Deuteronomium 23 – Het Boek HTB

Het Boek

Deuteronomium 23:1-25

Diverse regels

1‘Als de zaadballen van een man zijn beschadigd of als zijn mannelijk lid is afgesneden, mag hij de eredienst van de Here niet bijwonen.

2Een bastaard mag eveneens de eredienst niet bijwonen en gedurende tien generaties mogen zijn nakomelingen dat ook niet.

3Geen enkele Ammoniet of Moabiet mag ooit aanwezig zijn bij de eredienst, zelfs niet na de tiende generatie. 4De reden voor dit verbod is dat deze volken u niet verwelkomden met voedsel en water, toen u vanuit Egypte hier aankwam; integendeel, zij huurden Bileam, de zoon van Beor uit Mesopotamië, om u te vervloeken. 5Maar de Here, uw God, heeft niet naar Bileam geluisterd; integendeel, Hij veranderde de vloek voor u in een zegen omdat de Here, uw God, van u houdt. 6U mag, zolang u leeft, nooit proberen de Ammonieten of Moabieten op welke manier dan ook te helpen.

7Maar kijk niet neer op de Edomieten en de Egyptenaren, de Edomieten zijn immers uw broeders en u hebt lange tijd onder de Egyptenaren geleefd. 8De achterkleinkinderen van de Egyptenaren en Edomieten die bij u wonen, mogen het heiligdom van de Here wel betreden.

9Als u ten strijde trekt, moet u ervoor zorgen dat er in het kamp geen onreinheden voorkomen. 10Iedere man die ʼs nachts onrein wordt door een zaadlozing, moet het kamp verlaten 11en buiten blijven tot de avond, daarna moet hij zich baden en bij zonsondergang weer terugkeren in het kamp. 12Het toiletgebied moet buiten het kamp liggen. 13Iedere man moet een schepje in zijn uitrusting hebben. Als hij zijn behoefte doet, moet hij een kuil graven en de uitwerpselen met aarde bedekken.

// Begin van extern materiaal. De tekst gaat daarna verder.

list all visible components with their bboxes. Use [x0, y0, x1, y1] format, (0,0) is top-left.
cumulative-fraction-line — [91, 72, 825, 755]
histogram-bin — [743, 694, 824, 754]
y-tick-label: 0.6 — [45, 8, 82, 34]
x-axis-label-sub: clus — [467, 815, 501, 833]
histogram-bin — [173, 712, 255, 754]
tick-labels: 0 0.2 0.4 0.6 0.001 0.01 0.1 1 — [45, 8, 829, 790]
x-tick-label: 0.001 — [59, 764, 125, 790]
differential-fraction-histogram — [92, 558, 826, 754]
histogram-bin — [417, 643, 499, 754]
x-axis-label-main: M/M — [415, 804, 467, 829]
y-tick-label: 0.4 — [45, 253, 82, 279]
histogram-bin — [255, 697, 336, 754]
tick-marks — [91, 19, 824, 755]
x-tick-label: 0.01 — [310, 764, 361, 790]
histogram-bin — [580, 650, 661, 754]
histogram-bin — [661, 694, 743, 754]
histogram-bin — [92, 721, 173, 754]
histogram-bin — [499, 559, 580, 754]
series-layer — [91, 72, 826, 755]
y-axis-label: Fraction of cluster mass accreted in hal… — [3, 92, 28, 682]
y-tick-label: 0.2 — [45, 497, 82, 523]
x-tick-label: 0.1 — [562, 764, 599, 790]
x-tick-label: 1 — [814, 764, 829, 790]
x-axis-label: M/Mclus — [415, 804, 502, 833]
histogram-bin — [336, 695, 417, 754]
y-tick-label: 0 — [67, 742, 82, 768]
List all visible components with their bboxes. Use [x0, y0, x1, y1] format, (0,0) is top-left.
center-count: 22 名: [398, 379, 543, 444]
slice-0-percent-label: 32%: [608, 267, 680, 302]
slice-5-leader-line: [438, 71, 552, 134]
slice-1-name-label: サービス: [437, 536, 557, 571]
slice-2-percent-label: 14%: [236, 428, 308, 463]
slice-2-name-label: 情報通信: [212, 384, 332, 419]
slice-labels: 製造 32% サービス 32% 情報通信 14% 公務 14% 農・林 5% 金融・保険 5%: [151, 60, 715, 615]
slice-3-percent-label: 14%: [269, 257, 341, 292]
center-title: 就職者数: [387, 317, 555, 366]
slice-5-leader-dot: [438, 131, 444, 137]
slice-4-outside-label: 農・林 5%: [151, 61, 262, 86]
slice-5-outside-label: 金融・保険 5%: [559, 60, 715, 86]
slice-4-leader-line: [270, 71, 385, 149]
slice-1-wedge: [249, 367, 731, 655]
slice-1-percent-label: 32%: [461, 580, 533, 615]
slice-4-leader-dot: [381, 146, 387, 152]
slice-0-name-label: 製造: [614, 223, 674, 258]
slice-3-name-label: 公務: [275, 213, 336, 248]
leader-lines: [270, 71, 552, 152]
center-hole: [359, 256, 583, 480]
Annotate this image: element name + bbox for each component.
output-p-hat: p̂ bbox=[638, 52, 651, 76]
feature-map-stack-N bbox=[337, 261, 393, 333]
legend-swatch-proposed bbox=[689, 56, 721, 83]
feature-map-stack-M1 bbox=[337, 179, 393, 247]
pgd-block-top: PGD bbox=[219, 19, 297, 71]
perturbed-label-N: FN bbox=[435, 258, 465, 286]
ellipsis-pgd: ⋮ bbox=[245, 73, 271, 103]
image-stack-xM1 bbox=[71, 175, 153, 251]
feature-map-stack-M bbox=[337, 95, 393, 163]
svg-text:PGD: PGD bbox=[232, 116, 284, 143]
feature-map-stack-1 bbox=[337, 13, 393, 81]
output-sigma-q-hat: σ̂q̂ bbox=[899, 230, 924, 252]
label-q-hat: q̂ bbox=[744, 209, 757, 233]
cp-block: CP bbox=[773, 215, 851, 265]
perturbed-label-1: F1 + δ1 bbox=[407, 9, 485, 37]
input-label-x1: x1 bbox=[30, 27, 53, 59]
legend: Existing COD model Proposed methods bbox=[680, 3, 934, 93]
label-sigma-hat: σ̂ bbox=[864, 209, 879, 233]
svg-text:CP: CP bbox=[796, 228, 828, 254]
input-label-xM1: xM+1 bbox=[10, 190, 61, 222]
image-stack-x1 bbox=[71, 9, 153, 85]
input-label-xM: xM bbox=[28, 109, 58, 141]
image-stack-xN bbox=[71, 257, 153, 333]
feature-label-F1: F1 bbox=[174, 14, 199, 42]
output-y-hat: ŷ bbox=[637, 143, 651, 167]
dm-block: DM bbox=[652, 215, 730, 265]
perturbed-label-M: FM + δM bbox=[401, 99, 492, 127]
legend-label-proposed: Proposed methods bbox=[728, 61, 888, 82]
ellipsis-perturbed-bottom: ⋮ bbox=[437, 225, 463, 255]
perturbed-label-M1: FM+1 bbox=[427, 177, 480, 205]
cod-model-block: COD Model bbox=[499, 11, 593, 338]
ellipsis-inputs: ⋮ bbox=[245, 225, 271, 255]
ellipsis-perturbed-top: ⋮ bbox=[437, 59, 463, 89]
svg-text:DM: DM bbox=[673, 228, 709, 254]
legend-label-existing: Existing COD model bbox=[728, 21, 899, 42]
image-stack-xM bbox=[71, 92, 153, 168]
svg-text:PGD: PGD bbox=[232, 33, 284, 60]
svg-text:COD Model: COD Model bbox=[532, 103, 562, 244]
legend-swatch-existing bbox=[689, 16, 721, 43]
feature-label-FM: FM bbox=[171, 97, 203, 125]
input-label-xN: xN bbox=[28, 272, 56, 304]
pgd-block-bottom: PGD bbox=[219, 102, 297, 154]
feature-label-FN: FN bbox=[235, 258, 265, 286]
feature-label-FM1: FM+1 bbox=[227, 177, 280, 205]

14Het kamp moet heilig zijn, want de Here, uw God, is bij u om u te beschermen en ervoor te zorgen dat u uw vijanden overwint, de Here wil niets onbehoorlijks bij u zien, anders keert Hij Zich tegen u.

15Als een slaaf bij zijn meester wegvlucht, moet u hem niet dwingen terug te keren, 16laat hem bij u wonen in de stad die hij zelf uitkiest. Val hem niet lastig.

17Israëlieten, of het nu vrouwen of mannen zijn, mogen in de heiligdommen geen prostitutie bedrijven. 18U mag de Here, uw God, geen offer brengen van de verdiensten van een mannelijke of vrouwelijke prostitué, want beiden zijn afschuwelijk in de ogen van de Here, uw God.

19Vraag geen rente over een lening aan een broeder, een Israëliet, of het nu in de vorm van geld, voedsel of iets anders is. 20Van een buitenlander mag u wel rente vragen, maar niet van een Israëliet. Want als u rente vraagt van een broeder, zal de Here, uw God, u niet zegenen bij alles wat u doet, wanneer u in het beloofde land aankomt.

21Als u de Here, uw God, een belofte doet, maak uw toezeggingen dan zo snel mogelijk waar, want anders zal Hij u ter verantwoording roepen. Het is een zonde als u zich niet aan uw belofte houdt. 22Maar als u geen belofte hebt gedaan, bent u ook niets schuldig. 23Als u eenmaal een belofte hebt gedaan, zorg dan dat u uw woord nakomt, want het was uw eigen vrije keus en u hebt het de Here, uw God, gezworen.

24Van de druiven uit andermans wijngaard mag u net zoveel eten als u lust, maar neem geen druiven mee in een mand of iets dergelijks. 25Hetzelfde geldt voor andermans koren: u mag met uw hand aren plukken, maar gebruik geen sikkel.’